Schopenhauer (1788-1860) dit:
«Les différences,... dont nous avons à nous occuper sont celles que
la nature elle- même a établies entre les hommes; d’où l’on peut déja
inférer que leur influence sur le bonheur ou le malheur sera plus
essentielle et plus pénétrante que celle des différences provenant des
règles humaines... les vrais avantages personnels, tels qu’un grand esprit
ou un grand coeur, sont par rapport à tous les avantages du rang, de la
naissance, même royale, de la richesse et autres, ce que les rois
véritables sont aux rois de théâtre...
L’homme d’esprit, dans la solitude la plus absolue, trouve dans ses
propres pensées et dans sa propre fantaisie de quoi se divertir
agréablement, tandis que l’être borné aura beau varier sans cesse les
fêtes, les spectacles, les promenades et les amusements, il ne parviendra
pas à écarter l’ennui qui le torture. Un bon caractère, modéré et doux,
pourra être content dans l’indigence, pendant que toutes les richesses ne
sauraient satisfaire un caractère avide, envieux et méchant. Quand à
l’homme doué en permanence d’une individualité extraordinaire,
intellectuellement supérieure, celui-là alors peut se passer de la plupart
de cesjouissances auxquelles le monde aspire
généralement.»59
Chaque qualité, chaque coutume a sa part
respective dans l’élaboration de la destinée de l’homme. La moindre
pensée, le moindre sentiment a son influence dans le façonnement de ces
qualités et de ces coutumes. C’est la raison pour laquelle la psychologie
humaine est en transformation permanente, tantôt progressant, tantôt
reculant.
Le premier pas vers le développement de la personnalité et son
perfectionnement consiste à apprendre à tirer parti des forces et énergies
latentes, et à se préparer à rompre toutes les attaches qui
l’empécheraient d’avancer, en se débarrassant de tous les vices qui la
souillent. Mais tant que l’on demeurera dans l’ignorance de son âme, on ne
pourra jamais la faire revivre n’y apporter une transformation fructueuse,
en la purifiant, et plutôt que d'entamer la voie de la perfection, on fera
des pas en arrière.
Tant que la parole et l’acte ne procèderont pas du fond authentique,
ils seront dépourvus de valeur.
La parole peut exprimer l’unité de la personnalité quand elle se fait
l’interprète fidèle des secrets et des aspirations du coeur.
Mais, quand elle s’écarte trop des pensées intimes, elle peut trahir
une scission de la personnalité et son incohérence, ce qui entraîne les
pires consèquences dans la vie de l’homme.
L’hypocrisie, le pire des défauts.
L’hypocrisie est à tout point de vue le défaut psychologique le plus
laid.
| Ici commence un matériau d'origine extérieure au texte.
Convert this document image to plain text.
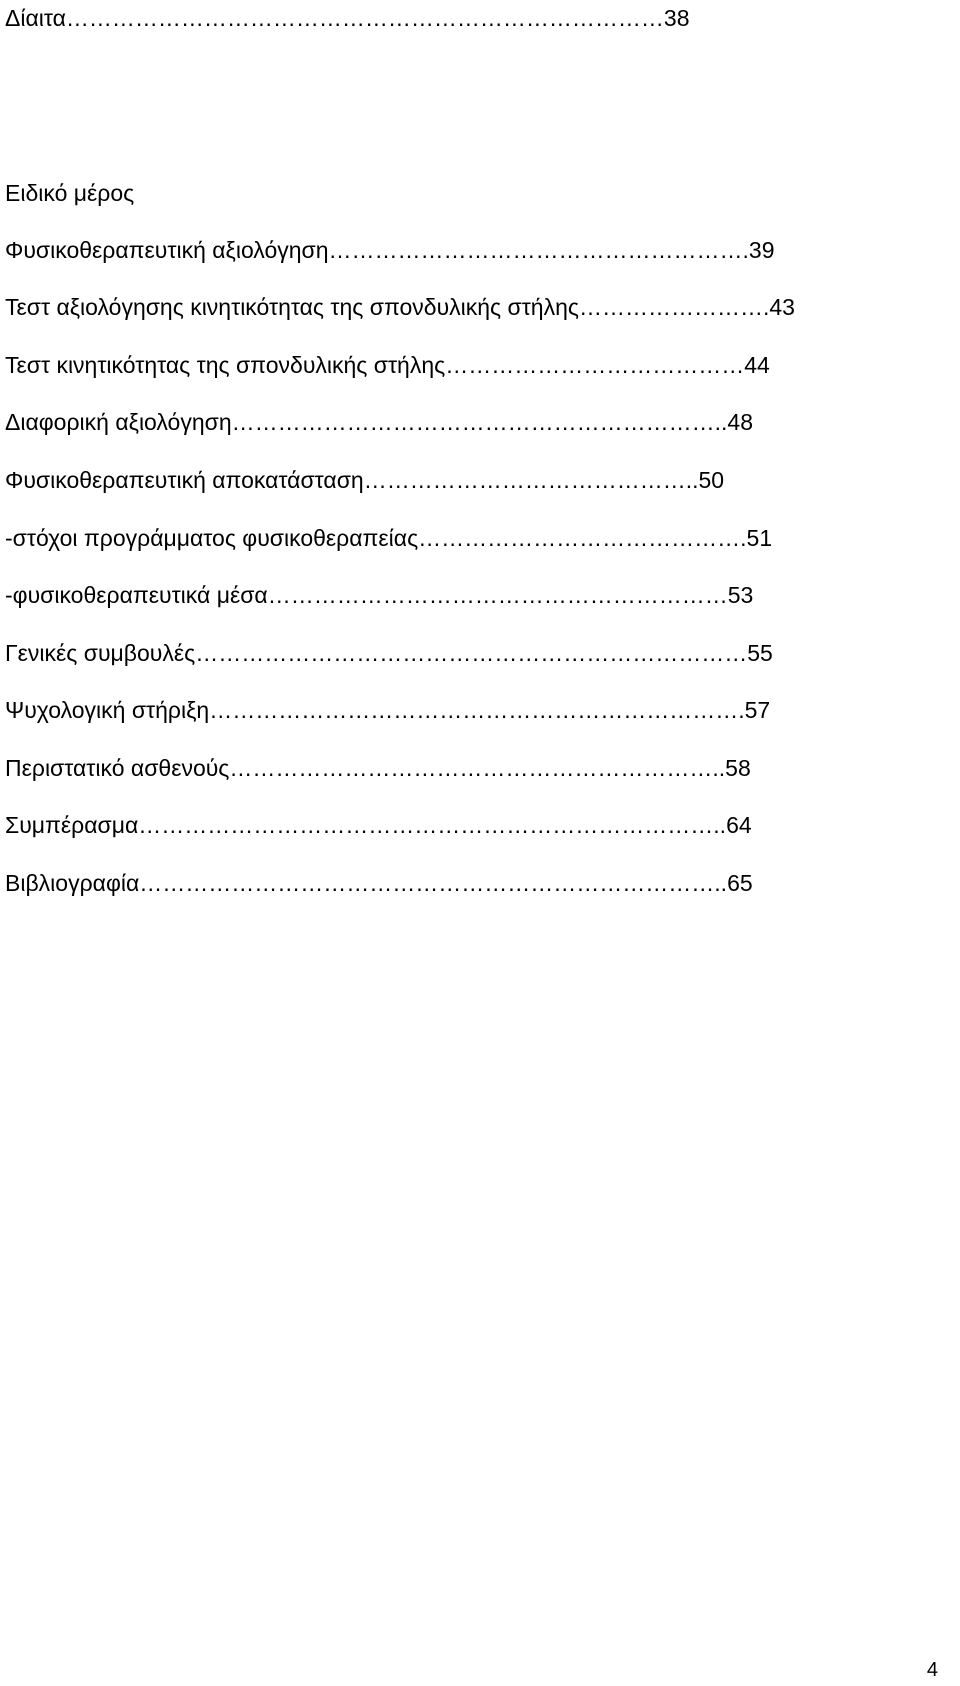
Δίαιτα……………………………………………………………………38
Ειδικό μέρος
Φυσικοθεραπευτική αξιολόγηση……………………………………………….39
Τεστ αξιολόγησης κινητικότητας της σπονδυλικής στήλης…………………….43
Τεστ κινητικότητας της σπονδυλικής στήλης…………………………………44
Διαφορική αξιολόγηση………………………………………………………..48
Φυσικοθεραπευτική αποκατάσταση……………………………………..50
-στόχοι προγράμματος φυσικοθεραπείας…………………………………….51
-φυσικοθεραπευτικά μέσα……………………………………………………53
Γενικές συμβουλές………………………………………………………………55
Ψυχολογική στήριξη…………………………………………………………….57
Περιστατικό ασθενούς………………………………………………………..58
Συμπέρασμα…………………………………………………………………..64
Βιβλιογραφία…………………………………………………………………..65
4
Quand la nature humaine qui est destinée au bonheur, à la liberté et
à la perfection, est polluée par le mensonge et la forfaiture, elle
devient un vaste champ pour l’apparition de l’hypocrisie qui finira par
devenir une seconde nature.
La duplicité empêche de parvenir à une vision claire de la réalité et
des qualités positives. Et il est évident que tout ce qui entrave le bon
développement psychologique s’oppose à la vie heureuse qui ne se conçoit
que par la perfection de l’âme.
L’hypocrisie est un dangereux fléau mettant en péril l’honneur et la
dignité de l’homme, et l’entraînant à la négligence et à la déchéance
morale. Elle corrode la confiance en soi- qui est nécessaire pour réussir
dans la vie- et la fait remplacer par le pessimisme, l’inquiétude et
l’angoisse.
Il est des gens dont la déviation morale a atteint le point de non-
retour, et qui savent pourtant donner d’eux- mêmes- avec une maîtrise
parfaite- une image de philantrope.
Quand une animosité surgit entre deux personnes, l’hypocrite sait
présenter séparément à chacune d’elle un visage d’ami et des paroles
doucereuses. Il critique et blâme toujours la personne absente, alors
qu’il n’éprouve de sentiment sincère envers aucun des deux rivaux. Il leur
ment, l’important pour lui, n’étant que de gagner leur confiance.
L’adhésion factice aux idées des autres, et le refus de témoigner en
faveur du droit et de la vérité, sont aussi des signes auxquels se
reconnaissent les hypocrites.
L’hypocrite est le plus dangereux, le pire des ennemis jurés. Un grand
homme a dit:
«Les ennemis ont ceci de particulier qu’ils sont des ennemis tant
par l’esprit que par l’acte. L’inimitié n’a pas de double- face. Puissent
les amis aussi se présenter comme les ennemis, sans ostentation! Des amis
déloyaux sont une calamité.»
La vie de l’hypocrite est un mélange d’humiliation et de servilité. On
ne peut réserver un peu de place de son coeur à l’amitié véritable envers
celui qui a opté pour la tromperie.
Les efforts que l’hypocrite déploie pour dissimuler son jeu ne
suffnsent pas pour le préserver du scandale. Son attitude finira tôt ou
tard par le trahir.
Une des causes du malaise social est précisément le fait que les hommes
aiguisés par leurs ambitions, s’adonnent de plus en plus à la fausse-
apparence et que la sincérité et la pureté font défaut parmi les
différentes couches sociales. Quand l’hypocrisie envahit l’édifice social,
et assombrit les coeurs, il ne faut s’attendre à rien d’autre qu’à voir la
société s’engager sur la voie de la décadence.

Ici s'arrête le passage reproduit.